Some years ago Brigitte Smith was in Idaho with a US Army general. They were trying to clean up a toxic waste site.

“A teaspoon of this stuff will kill you,” the general told Smith as she sought samples of toxic waste. “Be careful.”

Smith, the co-founder of GBS Venture Partners, is now used to risk.

In 2002 she and Geoff Brooke conducted a management buyout of Rothschild’s Australian life-sciences venture capital business. GBS now has $450 million under management and investments in medical devices and therapeutics.

Still, she admits to fainting at the sight of blood, believes she is inadequately educated compared with her colleagues and confesses to an undiplomatic nature.

After graduating from Melbourne University with a chemical-engineering degree, Smith says she wanted to “save the world.”

She found a job with the United Nations Environment Programme (UNEP) in Zimbabwe, working at an ethanol plant. The job helped guide Smith to a career in business.

“I wanted to save the world but I worked with UNEP and discovered the level of bureaucracy and the way decisions are made there were not for me,” recalled Smith.

She went to work for the consulting firm Bain in London and Sydney, and travelled the world. One of her Bain mentors had a MBA from Harvard and encouraged her to go to his alma mater.

“It’s the best and most recognisable brand name,” says Smith of her Harvard MBA. “The teaching was fantastic as was the mix of students.
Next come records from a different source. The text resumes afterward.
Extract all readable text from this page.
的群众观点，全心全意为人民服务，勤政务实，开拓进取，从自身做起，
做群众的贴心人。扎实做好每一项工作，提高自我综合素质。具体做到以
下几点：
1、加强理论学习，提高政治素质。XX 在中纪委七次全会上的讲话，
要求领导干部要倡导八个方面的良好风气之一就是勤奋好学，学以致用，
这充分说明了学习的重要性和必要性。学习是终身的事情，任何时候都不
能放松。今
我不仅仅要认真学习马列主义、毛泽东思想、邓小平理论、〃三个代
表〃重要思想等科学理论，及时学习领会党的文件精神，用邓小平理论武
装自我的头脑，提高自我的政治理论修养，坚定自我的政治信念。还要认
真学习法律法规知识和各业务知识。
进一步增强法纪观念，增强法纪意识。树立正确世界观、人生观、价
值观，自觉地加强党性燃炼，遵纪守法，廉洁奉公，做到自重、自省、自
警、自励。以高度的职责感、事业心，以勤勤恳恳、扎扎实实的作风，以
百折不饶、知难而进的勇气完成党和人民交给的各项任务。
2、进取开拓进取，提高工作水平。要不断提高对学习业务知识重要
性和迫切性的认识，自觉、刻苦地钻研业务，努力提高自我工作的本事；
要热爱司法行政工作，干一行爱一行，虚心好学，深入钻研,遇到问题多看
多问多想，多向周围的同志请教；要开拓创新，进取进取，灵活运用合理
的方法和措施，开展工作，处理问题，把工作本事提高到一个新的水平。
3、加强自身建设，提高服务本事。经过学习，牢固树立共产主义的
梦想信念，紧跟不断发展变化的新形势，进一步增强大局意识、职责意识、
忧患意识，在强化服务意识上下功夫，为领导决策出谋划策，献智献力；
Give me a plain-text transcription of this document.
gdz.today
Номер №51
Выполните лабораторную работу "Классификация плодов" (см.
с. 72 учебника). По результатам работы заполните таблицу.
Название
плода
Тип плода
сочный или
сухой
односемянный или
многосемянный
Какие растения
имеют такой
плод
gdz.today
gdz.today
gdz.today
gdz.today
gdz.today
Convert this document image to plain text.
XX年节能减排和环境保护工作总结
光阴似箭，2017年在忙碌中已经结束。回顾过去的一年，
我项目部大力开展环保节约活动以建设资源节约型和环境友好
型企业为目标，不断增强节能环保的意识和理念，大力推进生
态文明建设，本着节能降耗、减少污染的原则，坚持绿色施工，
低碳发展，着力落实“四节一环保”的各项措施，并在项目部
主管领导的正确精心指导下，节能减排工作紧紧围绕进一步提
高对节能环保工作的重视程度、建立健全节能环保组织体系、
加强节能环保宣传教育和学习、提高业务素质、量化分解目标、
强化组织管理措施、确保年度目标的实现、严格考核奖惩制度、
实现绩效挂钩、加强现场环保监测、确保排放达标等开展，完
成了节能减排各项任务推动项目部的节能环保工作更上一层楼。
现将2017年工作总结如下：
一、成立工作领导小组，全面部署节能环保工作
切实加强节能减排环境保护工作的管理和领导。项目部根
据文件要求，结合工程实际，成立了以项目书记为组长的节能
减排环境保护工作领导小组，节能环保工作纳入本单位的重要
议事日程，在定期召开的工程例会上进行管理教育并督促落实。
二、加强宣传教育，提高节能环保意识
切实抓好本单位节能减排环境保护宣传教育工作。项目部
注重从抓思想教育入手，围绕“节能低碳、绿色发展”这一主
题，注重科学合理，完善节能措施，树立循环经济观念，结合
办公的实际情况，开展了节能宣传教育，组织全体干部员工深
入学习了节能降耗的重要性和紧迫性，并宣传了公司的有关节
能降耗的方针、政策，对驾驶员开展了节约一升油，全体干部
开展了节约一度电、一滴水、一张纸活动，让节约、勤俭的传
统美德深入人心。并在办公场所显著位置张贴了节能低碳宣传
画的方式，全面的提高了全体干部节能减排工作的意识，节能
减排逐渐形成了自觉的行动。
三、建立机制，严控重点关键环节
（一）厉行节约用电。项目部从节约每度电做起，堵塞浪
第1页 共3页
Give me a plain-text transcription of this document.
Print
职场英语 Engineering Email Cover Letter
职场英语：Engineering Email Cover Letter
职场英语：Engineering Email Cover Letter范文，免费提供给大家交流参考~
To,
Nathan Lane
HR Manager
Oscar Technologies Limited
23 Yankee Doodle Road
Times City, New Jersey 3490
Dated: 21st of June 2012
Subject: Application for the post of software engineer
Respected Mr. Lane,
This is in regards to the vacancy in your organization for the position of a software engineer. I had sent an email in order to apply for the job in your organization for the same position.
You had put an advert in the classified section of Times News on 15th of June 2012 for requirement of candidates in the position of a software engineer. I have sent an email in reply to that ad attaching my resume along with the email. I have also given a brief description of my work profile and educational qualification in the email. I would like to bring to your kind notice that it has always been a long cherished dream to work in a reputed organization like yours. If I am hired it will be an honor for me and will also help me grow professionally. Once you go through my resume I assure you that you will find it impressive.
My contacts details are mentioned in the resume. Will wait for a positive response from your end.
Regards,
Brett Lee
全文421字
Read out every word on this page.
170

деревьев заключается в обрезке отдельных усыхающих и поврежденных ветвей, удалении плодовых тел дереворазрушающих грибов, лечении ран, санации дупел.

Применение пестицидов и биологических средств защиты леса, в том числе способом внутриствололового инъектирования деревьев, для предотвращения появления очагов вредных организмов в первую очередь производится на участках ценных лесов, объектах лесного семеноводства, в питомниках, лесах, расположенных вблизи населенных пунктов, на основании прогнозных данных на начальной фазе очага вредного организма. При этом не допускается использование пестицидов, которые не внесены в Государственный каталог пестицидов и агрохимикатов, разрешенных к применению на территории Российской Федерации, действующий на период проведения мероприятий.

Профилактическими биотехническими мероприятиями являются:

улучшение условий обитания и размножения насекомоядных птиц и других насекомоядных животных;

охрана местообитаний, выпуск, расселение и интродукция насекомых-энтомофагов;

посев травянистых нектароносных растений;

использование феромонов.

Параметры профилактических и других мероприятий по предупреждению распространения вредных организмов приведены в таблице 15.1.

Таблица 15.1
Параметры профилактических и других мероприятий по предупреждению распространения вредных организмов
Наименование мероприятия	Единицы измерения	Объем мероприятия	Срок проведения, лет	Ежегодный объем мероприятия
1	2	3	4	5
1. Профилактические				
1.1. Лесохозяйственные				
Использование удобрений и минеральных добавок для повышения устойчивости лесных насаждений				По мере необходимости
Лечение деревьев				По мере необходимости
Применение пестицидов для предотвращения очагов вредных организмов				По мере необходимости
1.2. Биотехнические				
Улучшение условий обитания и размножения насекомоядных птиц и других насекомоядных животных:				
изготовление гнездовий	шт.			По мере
The facilities were extraordinary.”

Smith, on a Fulbright scholarship, did not one but two degrees in the US. Her second was a Master of Arts in Law and Diplomacy at Tufts University, not far from Harvard.

“I’m not a diplomatic person, so it’s funny that I studied diplomacy; but it was a nice balance to the MBA,” says Smith.

After three years of study Smith went to work for Molten Metal Technologies, a company that dealt with hazardous waste and had 150 MIT PhDs on its staff.

After working in Idaho, where she met the general, Smith’s study-work visa ended, forcing her to return to Australia.

“I was looking to make a difference in the world,” she says. “That’s how I came to venture capital and life sciences.”

At GBS, the initials stand for the two founders, Smith jokes she is the least educated of her colleagues who all hold PhDs or medical degrees.

Of her co-founder Brooke, Smith says: “He is the tall, good looking guy investors want to give their money to.”

GBS’s principals have raised four funds, two since the firm became wholly independent.

“We’ve all worked in the US. Many have worked in the bio-pharmaceutical industry. My colleagues have deep science or medical backgrounds,” says Smith. “We keep an eye on the top trends in science and what the pharmaceutical and medical industry want to buy.”